Когда самолет приземлился в Мусони, их там уже ждал грузовик, чтобы отвезти на станцию. Кэнайна знала, что это грузовик, потому что в большом ящике миссионера она видела похожие игрушки и он объяснил детям из племени кри, что такое грузовики, автомобили и поезда и как они двигаются.
Грузовичок сделал два рейса на станцию. Закутанную в одеяло Кэнайну доставили первым рейсом. Ее поразили размеры железнодорожных вагонов. Каждый из них был чуть ли не с лавку Компании Гудзонова залива в Кэйп-Кри, где отец и другие индейцы меняли бобровые шкуры. И она спрашивала себя, как это паровоз может сдвинуть их с места.

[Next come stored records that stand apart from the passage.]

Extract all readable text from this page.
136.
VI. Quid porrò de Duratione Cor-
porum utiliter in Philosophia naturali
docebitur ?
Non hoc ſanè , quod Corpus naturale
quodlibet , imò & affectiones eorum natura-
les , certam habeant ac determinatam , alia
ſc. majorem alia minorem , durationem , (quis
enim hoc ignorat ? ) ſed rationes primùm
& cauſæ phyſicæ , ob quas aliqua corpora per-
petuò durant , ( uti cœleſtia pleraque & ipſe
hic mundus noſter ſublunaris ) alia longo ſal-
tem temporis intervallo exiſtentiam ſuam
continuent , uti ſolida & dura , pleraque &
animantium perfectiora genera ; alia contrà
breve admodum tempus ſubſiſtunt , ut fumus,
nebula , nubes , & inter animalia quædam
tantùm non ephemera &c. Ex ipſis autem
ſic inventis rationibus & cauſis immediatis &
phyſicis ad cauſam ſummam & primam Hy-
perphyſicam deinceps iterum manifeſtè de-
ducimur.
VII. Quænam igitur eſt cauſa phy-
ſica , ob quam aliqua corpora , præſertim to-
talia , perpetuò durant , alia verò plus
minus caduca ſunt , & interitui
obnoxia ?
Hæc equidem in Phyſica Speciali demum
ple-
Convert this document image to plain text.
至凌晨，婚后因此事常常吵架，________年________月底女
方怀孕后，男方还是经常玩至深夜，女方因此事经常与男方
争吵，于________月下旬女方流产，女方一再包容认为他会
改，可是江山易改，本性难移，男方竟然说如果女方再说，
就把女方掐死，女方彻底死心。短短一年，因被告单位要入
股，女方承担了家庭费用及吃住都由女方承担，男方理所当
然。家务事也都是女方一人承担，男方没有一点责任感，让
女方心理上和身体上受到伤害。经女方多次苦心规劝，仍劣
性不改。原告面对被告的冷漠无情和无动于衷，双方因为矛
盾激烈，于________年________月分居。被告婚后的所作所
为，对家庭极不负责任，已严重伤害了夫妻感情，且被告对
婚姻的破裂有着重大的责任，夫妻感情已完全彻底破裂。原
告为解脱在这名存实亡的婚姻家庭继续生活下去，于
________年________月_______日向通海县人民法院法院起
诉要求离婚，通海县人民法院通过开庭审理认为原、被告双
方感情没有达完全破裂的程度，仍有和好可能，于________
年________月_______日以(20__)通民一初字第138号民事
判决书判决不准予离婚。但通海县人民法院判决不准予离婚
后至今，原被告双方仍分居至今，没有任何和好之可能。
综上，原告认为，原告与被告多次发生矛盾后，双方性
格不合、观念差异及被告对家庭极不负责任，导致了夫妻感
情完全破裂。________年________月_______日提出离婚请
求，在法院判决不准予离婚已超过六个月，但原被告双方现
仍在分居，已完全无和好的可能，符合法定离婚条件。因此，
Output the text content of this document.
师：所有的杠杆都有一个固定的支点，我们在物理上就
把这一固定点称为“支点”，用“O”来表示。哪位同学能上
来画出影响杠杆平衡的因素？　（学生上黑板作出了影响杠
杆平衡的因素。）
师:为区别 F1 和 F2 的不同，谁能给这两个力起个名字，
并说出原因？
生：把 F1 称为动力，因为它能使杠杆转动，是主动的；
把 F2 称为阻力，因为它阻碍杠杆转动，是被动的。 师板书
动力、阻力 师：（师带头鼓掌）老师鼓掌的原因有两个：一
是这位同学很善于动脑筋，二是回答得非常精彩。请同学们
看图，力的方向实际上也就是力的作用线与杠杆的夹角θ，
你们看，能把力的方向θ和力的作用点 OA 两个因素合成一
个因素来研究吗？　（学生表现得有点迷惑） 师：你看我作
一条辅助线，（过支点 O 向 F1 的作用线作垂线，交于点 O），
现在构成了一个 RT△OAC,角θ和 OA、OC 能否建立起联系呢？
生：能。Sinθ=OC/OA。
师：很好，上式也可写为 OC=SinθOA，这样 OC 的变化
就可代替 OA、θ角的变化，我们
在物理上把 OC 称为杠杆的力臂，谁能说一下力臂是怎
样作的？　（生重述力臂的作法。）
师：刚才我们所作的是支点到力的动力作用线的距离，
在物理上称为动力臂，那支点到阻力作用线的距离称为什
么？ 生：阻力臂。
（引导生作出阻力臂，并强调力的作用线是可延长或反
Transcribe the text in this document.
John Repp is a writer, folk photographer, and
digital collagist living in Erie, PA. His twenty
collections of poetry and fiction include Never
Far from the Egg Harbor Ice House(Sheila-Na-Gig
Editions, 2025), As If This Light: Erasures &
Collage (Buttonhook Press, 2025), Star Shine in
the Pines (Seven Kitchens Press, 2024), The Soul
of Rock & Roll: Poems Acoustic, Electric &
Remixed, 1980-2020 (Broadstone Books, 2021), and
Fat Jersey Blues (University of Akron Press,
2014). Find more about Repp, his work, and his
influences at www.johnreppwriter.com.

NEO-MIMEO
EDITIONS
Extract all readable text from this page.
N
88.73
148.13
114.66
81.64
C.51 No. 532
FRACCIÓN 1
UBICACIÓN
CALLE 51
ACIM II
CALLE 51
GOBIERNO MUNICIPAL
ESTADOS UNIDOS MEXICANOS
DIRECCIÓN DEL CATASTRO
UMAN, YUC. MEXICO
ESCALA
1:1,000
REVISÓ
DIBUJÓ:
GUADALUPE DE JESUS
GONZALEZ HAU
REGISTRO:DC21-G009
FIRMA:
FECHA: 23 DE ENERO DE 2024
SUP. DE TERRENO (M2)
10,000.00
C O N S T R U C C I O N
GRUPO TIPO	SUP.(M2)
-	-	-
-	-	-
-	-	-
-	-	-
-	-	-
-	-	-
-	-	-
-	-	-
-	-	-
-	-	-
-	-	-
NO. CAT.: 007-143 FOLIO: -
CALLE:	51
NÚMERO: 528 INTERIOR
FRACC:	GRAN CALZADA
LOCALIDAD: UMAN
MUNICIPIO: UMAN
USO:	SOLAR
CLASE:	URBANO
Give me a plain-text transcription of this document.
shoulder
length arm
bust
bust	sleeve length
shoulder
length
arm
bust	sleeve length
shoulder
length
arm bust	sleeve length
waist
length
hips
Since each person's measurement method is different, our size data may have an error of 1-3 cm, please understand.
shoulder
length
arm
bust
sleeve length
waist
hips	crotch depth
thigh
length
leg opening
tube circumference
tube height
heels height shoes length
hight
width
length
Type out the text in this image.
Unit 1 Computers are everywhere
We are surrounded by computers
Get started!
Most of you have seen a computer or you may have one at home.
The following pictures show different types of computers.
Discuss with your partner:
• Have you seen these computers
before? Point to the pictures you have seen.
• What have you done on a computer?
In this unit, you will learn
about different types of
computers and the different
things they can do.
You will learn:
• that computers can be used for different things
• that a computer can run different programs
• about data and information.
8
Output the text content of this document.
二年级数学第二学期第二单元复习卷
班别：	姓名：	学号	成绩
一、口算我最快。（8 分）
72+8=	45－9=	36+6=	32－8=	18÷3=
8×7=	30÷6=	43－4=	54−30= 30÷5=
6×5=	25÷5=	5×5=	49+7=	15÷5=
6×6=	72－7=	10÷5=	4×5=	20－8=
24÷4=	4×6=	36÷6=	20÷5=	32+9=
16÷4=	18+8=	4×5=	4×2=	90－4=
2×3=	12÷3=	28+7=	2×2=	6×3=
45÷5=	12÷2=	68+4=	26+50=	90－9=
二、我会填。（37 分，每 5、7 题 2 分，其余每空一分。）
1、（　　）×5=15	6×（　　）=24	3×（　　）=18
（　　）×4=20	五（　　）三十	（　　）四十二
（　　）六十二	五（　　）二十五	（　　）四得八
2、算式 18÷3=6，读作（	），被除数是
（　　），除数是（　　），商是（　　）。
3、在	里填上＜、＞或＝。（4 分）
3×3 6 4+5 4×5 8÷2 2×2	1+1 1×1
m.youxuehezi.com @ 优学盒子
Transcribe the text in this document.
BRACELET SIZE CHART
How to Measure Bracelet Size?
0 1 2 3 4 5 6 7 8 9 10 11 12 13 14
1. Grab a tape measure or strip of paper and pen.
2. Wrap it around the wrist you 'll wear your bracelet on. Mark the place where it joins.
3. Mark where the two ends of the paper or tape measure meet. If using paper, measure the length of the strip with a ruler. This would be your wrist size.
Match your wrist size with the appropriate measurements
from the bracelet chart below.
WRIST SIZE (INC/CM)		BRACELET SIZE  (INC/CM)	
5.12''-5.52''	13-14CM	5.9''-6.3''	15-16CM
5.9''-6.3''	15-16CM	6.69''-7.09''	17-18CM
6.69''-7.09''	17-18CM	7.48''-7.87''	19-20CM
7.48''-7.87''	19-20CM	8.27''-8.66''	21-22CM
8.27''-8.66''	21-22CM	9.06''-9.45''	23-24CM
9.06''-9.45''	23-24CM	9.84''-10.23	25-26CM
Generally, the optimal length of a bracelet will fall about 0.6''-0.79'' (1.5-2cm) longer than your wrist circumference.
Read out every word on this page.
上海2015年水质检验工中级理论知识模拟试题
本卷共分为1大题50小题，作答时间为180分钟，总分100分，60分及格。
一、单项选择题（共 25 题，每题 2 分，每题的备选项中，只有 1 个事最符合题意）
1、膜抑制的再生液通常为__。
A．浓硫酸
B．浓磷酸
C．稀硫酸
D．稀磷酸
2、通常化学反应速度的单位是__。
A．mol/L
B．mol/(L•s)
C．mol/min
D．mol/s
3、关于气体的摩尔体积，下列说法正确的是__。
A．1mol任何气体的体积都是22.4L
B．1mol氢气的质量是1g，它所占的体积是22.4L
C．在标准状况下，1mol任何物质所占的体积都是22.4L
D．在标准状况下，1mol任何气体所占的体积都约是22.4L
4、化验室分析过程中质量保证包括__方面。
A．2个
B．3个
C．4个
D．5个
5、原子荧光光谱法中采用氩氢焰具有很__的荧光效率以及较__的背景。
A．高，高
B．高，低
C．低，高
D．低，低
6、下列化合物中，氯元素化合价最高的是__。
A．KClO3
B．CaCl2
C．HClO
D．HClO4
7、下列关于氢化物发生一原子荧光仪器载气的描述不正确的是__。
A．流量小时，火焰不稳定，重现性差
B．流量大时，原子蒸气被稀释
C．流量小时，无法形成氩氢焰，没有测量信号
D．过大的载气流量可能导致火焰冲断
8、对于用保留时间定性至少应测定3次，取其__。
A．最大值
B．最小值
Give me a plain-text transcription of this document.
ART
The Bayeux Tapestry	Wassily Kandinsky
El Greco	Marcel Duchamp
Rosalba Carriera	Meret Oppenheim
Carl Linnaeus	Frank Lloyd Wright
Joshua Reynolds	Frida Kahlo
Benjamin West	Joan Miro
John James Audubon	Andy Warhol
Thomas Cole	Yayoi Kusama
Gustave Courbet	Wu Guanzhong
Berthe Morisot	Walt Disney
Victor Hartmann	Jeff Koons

На вокзале их встретил индеец. Он говорил на языке кри. Белые, сказал он, оправляют большую и малую нужду не в лесу, а в особо предназначенной для этого комнате, и сестра сейчас поведет их в такую комнату при вокзале. Сестра пошла сперва с Кэнайной и заперла за собой дверь изнутри. Кэнайна почувствовала себя словно в клетке и испугалась, потому что комната была ужасно маленькая и тесная, но тут же забыла об этом, как только сестра открыла кран и оттуда сильной струей хлынула вода. Кэнайна тоже попробовала открыть кран, и у нее это превосходно получилось — вода пошла сильной струей. Потом сестра указала на большую белую посудину на полу, в которой на донышке стояла вода, и Кэнайна сообразила, как ей следует поступить. Сестра показала ей, как отрывать клочки от бумажного рулона на стенке и что с ними делать. Потом нажала на ручку, и вода с шумом хлынула, совсем как на речных порогах, и Кэнайна решила, что сестра сделала что-то не так, должно быть, что-то разбила. Они вымыли руки и вышли, и сестра повела в туалет другого ребенка. Значит, ничего не сломала.
Кэнайна подивилась: ну и чудаки эти белые. Прекрасно иметь такое местечко, думала она, зимой, когда лежит снег, или весной, когда нужно спешить, чтобы комары не искусали твои голые ноги. Но к чему оно сейчас, летом, когда теплынь и почти нет комаров?
Она помнила свой первый обед среди белых. Это было в поезде. Она сидела за столом, покрытым белой скатертью, и еда была чудная и невкусная, потому что за всю свою жизнь она не ела ничего, кроме пресных лепешек, заменявших индейцам хлеб, и еще рыбы, мяса, ягод и чая. На столе лежали диковинные штуки непонятного назначения. Она сразу узнала ножи, хотя они ярко блестели и были совершенно тупые. У матери была огромная вилка, чтобы выуживать мясо из котла, но маленьких вилок и ложек Кэнайна никогда в жизни не видела. Сестра нарезала мясо маленькими кусочками и объяснила, что кусочки эти надо накалывать на вилку и потом уже отправлять в рот. Это было нелегко, вилка все время тыкалась в зубы, и Кэнайна вздрагивала от страха. Когда сестра на мгновение отвернулась, Кэнайна схватила мясо руками и торопливо запихнула в рот целую пригоршню.